Now that the State Water Contractors are so concerned with ammonia from Sacramento’s wastewater causing fish declines in the Delta, I keep imagining myself sitting down to chat with some lobbying flack for the State Water Contractors, a group that until now has been all about engineering water solutions to deliver water to agriculture. I like to think of them leaning earnestly across the table, to tell me things like:
- “Even small amounts of pollutants can greatly disrupt ecosystems. Matter is always conserved, you know. Diluting the problem just makes it all the harder to clean up later.”
- “The food web is crucial to ecosystem stability. Small organisms can have much larger importance than you might think. We don’t mean some minnow, of course, but beautiful little phytoplankton. It is so shallow to focus only on charismatic mega-fauna.”
- “What you can see in these complex systems are threshold events, where different effects combine to cause an unexpected crash. The only way to prevent that is to protect natural ecosystem functions and processes.”
- “We should spend what it takes to keep the Delta ecosystem stable. There’s no balancing test for keeping Nature alive.”
I am pleased to welcome the State Water Contractors to the world of Ecology, where everything is complex and inter-related. They are going to just love the concepts of resilience (how much ammonia can one dump into a system before it re-sets to less complex functioning) and appreciating how each small part contributes to a rich larger system. Spend enough time hanging out in Ecology, and they’ll start to love the precautionary principle, because it turns out to be really hard to patch ecosystems back together. If a small and ignoble part of me thinks that their newfound love for phytoplankton is something of an opportunistic attempt at distraction from the much larger effects of lack of water through the Delta, well, I think it could be good for the State Water Contractors to start thinking like biologists and ecologists anyway.
Now that the State Water Contractors are all about ecology, where might they turn their attention next?
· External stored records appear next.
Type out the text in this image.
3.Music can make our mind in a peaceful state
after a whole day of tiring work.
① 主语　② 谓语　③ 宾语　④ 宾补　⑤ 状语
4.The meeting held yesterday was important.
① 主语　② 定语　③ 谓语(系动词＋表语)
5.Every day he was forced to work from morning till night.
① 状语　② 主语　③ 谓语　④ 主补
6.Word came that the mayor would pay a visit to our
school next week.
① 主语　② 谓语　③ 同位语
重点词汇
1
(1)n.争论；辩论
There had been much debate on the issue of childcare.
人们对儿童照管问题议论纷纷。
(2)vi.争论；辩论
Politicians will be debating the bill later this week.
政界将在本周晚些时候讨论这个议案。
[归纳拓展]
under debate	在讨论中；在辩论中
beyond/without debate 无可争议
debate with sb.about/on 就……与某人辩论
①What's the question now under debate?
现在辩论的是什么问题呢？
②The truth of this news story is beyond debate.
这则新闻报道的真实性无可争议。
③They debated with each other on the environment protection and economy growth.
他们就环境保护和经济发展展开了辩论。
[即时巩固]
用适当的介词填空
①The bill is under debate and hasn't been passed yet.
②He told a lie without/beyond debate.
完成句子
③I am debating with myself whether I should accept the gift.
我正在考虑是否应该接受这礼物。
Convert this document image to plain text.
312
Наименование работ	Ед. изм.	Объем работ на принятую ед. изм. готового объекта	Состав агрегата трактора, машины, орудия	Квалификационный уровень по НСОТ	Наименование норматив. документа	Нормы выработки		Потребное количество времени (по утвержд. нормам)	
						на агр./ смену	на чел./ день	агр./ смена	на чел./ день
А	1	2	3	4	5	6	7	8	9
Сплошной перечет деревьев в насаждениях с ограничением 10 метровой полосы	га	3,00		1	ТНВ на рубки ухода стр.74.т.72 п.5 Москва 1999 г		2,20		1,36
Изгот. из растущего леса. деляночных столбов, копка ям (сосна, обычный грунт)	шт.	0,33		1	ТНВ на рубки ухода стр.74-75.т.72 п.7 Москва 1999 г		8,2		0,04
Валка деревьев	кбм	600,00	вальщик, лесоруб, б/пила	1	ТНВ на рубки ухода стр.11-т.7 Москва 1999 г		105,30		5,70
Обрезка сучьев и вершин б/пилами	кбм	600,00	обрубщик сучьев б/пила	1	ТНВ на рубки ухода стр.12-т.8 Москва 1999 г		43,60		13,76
I’ve loved their recent emphasis on invasive species. Are they going to get very interested in upstream creek restoration and spawning grounds? They should. How about water quality besides ammonia from Sacramento’s wastewater? Methyl mercury from gold mining? It all combines to influence the Delta ecosystem, as well they know. I’m looking forward to more lectures from them about food webs.
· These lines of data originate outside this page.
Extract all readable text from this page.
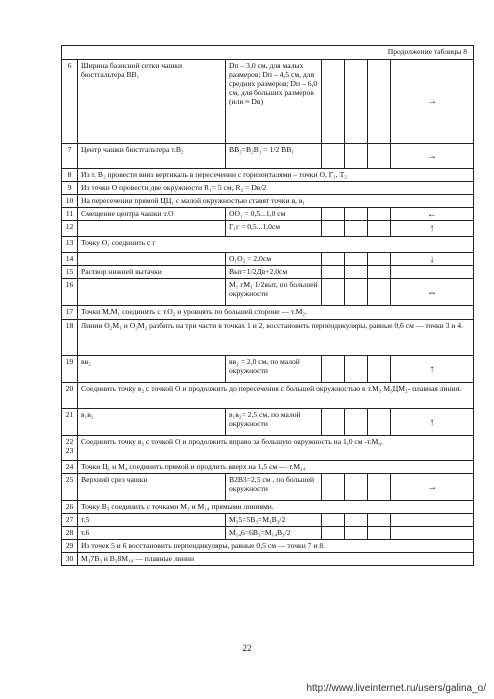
Продолжение таблицы 8						
6	Ширина базисной сетки чашки бюстгальтера ВВ₁	Dп – 3,0 см, для малых размеров; Dп – 4,5 см, для средних размеров; Dп – 6,0 см, для больших размеров (или ≈ Dв)				→
7	Центр чашки бюстгальтера т.В₂	ВВ₂=В₂В₁ = 1/2 ВВ₁				→
8	Из т. В₂ провести вниз вертикаль в пересечении с горизонталями – точки О, Г₁, Т₂					
9	Из точки О провести две окружности R₁= 5 см, R₂ = Dв/2					
10	На пересечении прямой ЦЦ₁ с малой окружностью ставят точки в, в₁					
11	Смещение центра чашки т.О	ОО₁ = 0,5...1,0 см				←
12		Г₁г = 0,5...1,0см				↑
13	Точку О₁ соединить с г					
14		О₁О₂ = 2,0см				↓
15	Раствор нижней вытачки	Выт=1/2Дв+2,0см				
16		М₁ гМ₁ 1/2выт, по большей окружности				↔
17	Точки М,М₁ соединить с т.О₂ и уровнять по большей стороне — т.М₂.					
18	Линии О₂М₁ и О₂М₂ разбить на три части в точках 1 и 2, восстановить перпендикуляры, равные 0,6 см — точки 3 и 4.					
19	вв₂	вв₂ = 2,0 см, по малой окружности				↑
20	Соединить точку в₂ с точкой О и продолжить до пересечения с большей окружностью в т.М₃ М₃ЦМ₂- плавная линия.					
21	в₁в₂	в₁в₂= 2,5 см, по малой окружности				↑
22 23	Соединить точку в₃ с точкой О и продолжить вправо за большую окружность на 1,0 см -т.М₄.					
24	Точки Ц₁ и М₄ соединить прямой и продлить вверх на 1,5 см — т.М₁₄					
25	Верхний срез чашки	В2В3=2,5 см , по большей окружности				→
26	Точку В₃ соединить с точками М₃ и М₁₄ прямыми линиями.					
27	т.5	М₃5=5В₃=М₃В₃/2				
28	т.6	М₁₄6=6В₃=М₁₄В₃/2				
29	Из точек 5 и 6 восстановить перпендикуляры, равные 0,5 см — точки 7 и 8.					
30	М₃7В₃ и В₃8М₁₄ — плавные линии					
22
http://www.liveinternet.ru/users/galina_o/
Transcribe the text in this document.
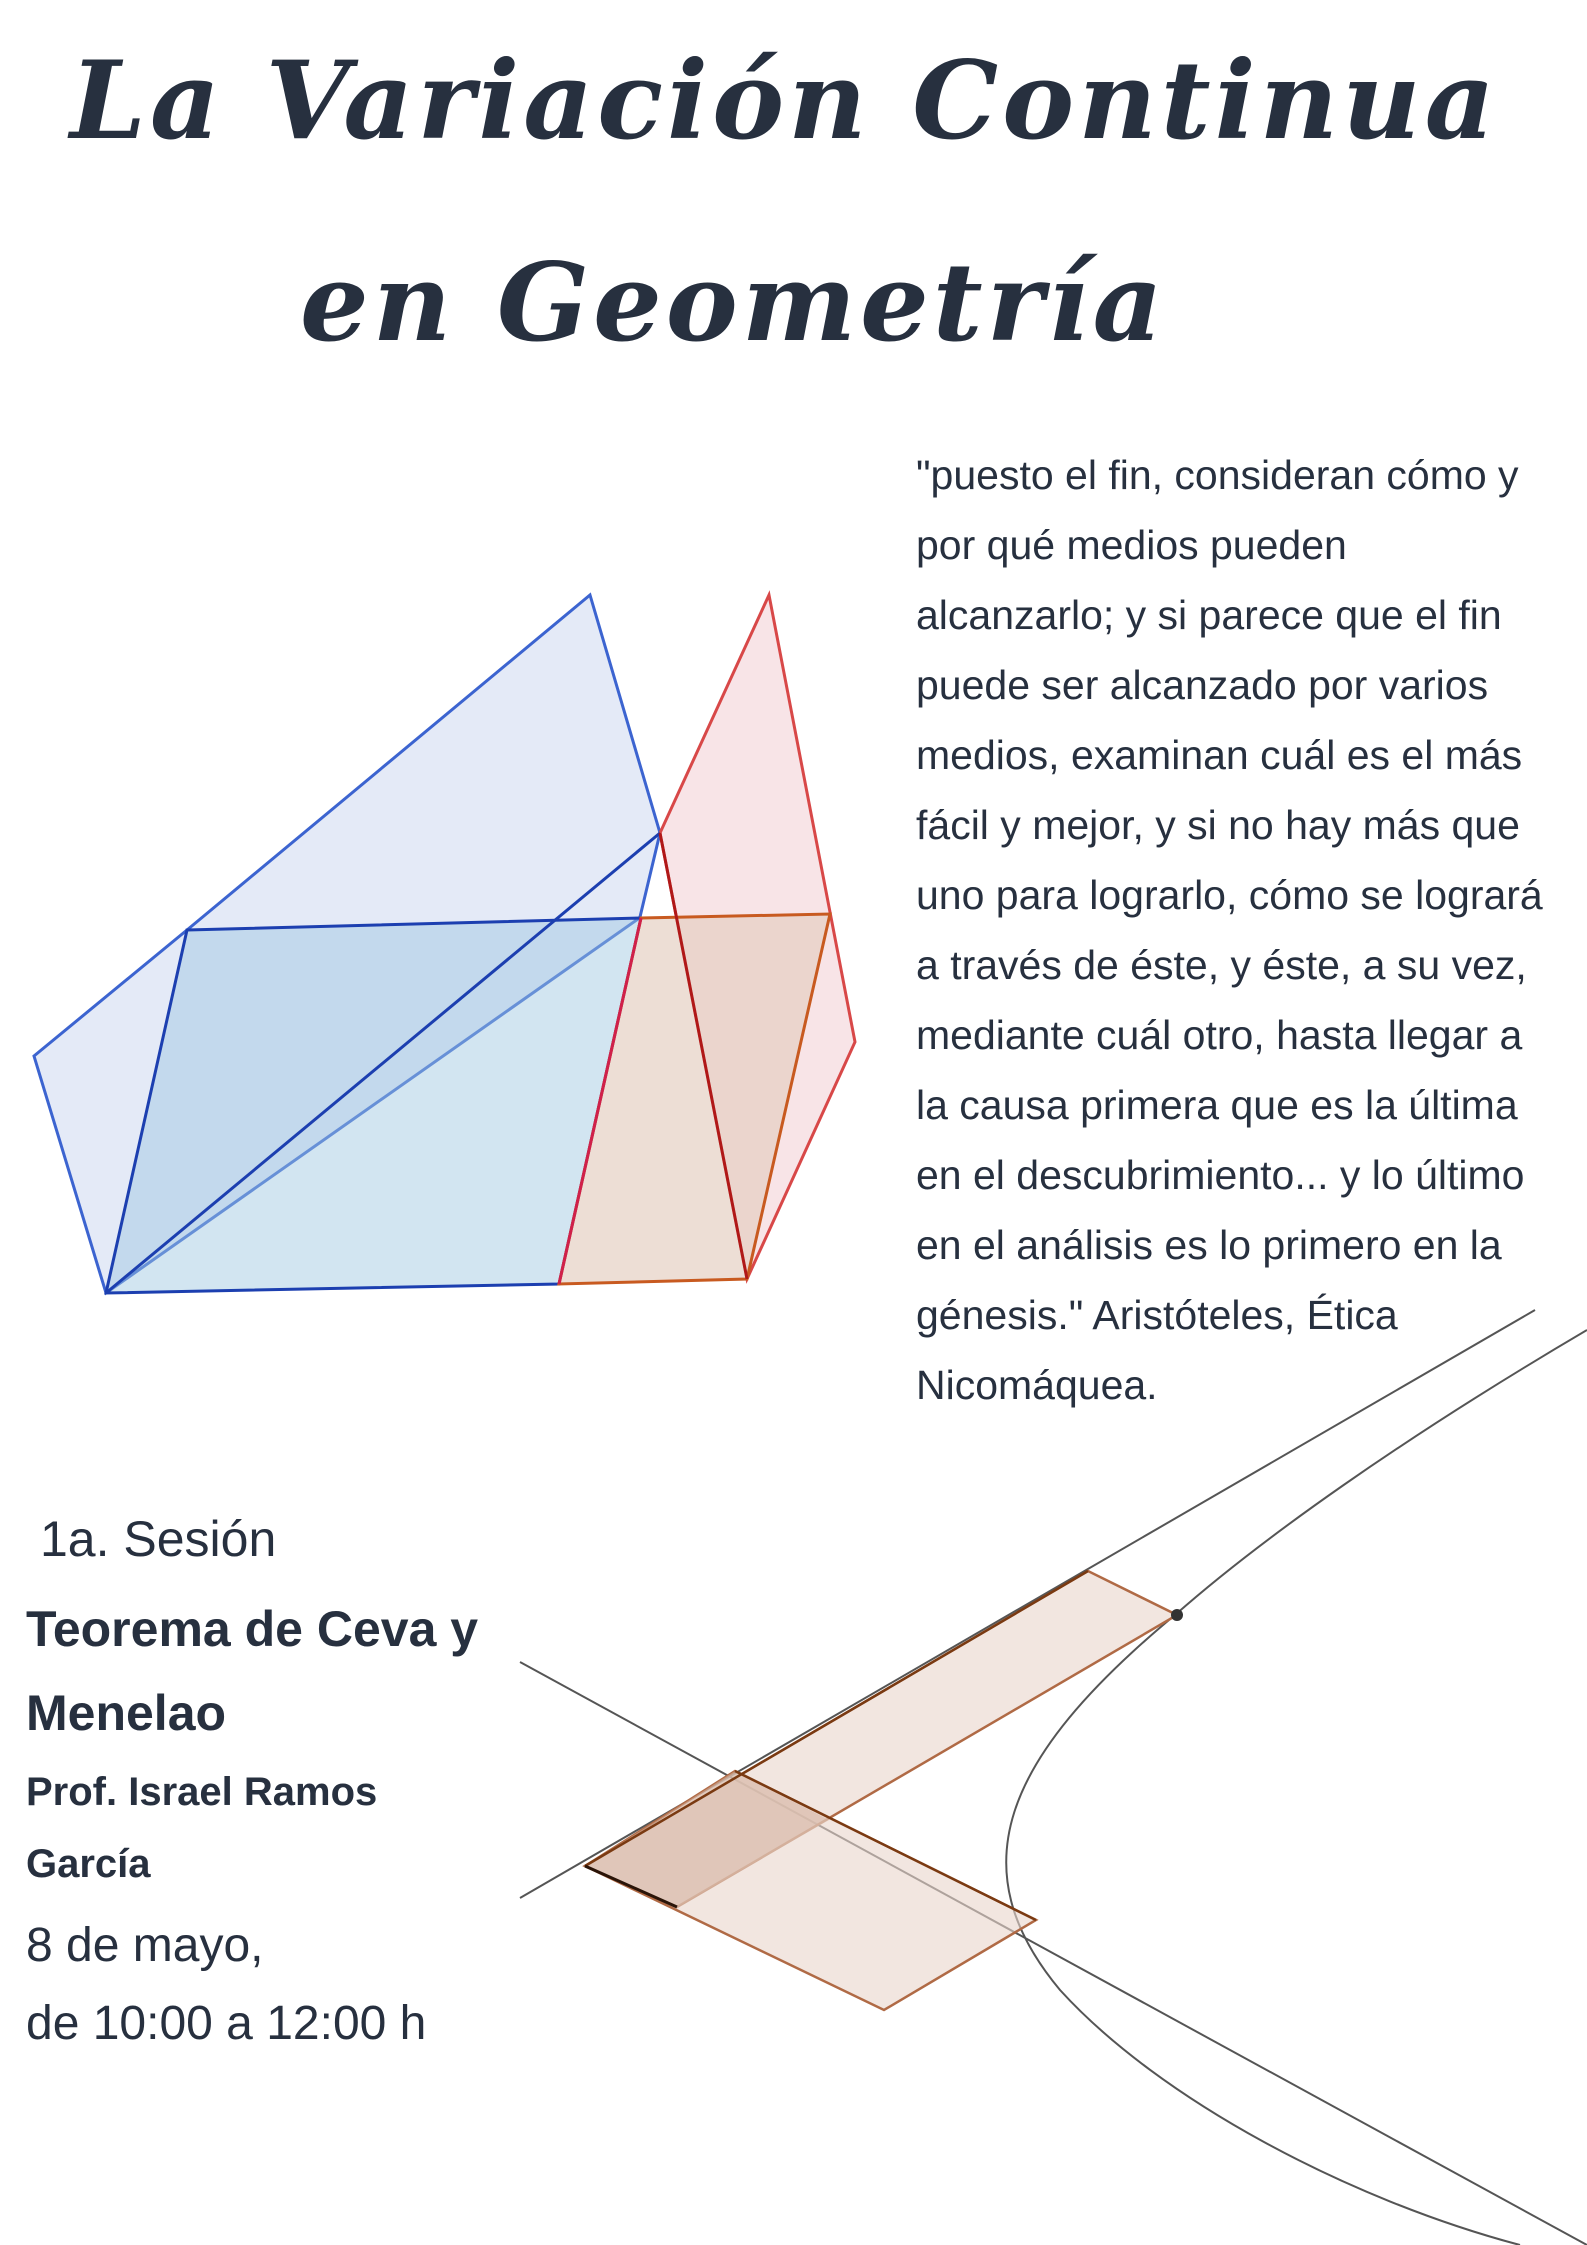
La Variación Continua
en Geometría

"puesto el fin, consideran cómo y
por qué medios pueden
alcanzarlo; y si parece que el fin
puede ser alcanzado por varios
medios, examinan cuál es el más
fácil y mejor, y si no hay más que
uno para lograrlo, cómo se logrará
a través de éste, y éste, a su vez,
mediante cuál otro, hasta llegar a
la causa primera que es la última
en el descubrimiento... y lo último
en el análisis es lo primero en la
génesis." Aristóteles, Ética
Nicomáquea.

1a. Sesión

Teorema de Ceva y

Menelao

Prof. Israel Ramos

García

8 de mayo,

de 10:00 a 12:00 h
So nicely done. Thank you.
Lulz.
dead on.. but the problem tends to be this:
the SOP in situations like this (where it’s reality or even just stated policy preference vs. powerful economic interest) isn’t to come up with a real issue, alternative, or objection. The idea is just to come up with one that isn’t totally obviously batshit crazy on its face.
Then you use it to distract and confuse the public and paralyze the media while giving politicians (whether in the ledge, the agencies, or the ones wearing judges robes) the cover they need to do what they really want to do anyway.
Sometimes, if you’re really good you can even skip the part about ‘not being obviously batshit crazy’
True, but the delicious thing about the Delta is that food webs and invasive species really are a problem. The need for flows is real, obviously, and should be met. But even though the SWC are only trying to create a diversion and say that we need to fix the wastewater problem rather than send flows through the Delta, it seems pretty likely to me that we’ll end up doing both (and more). So I can be grateful for how they’re pushing on food webs, because we’ll likely end up using that effort.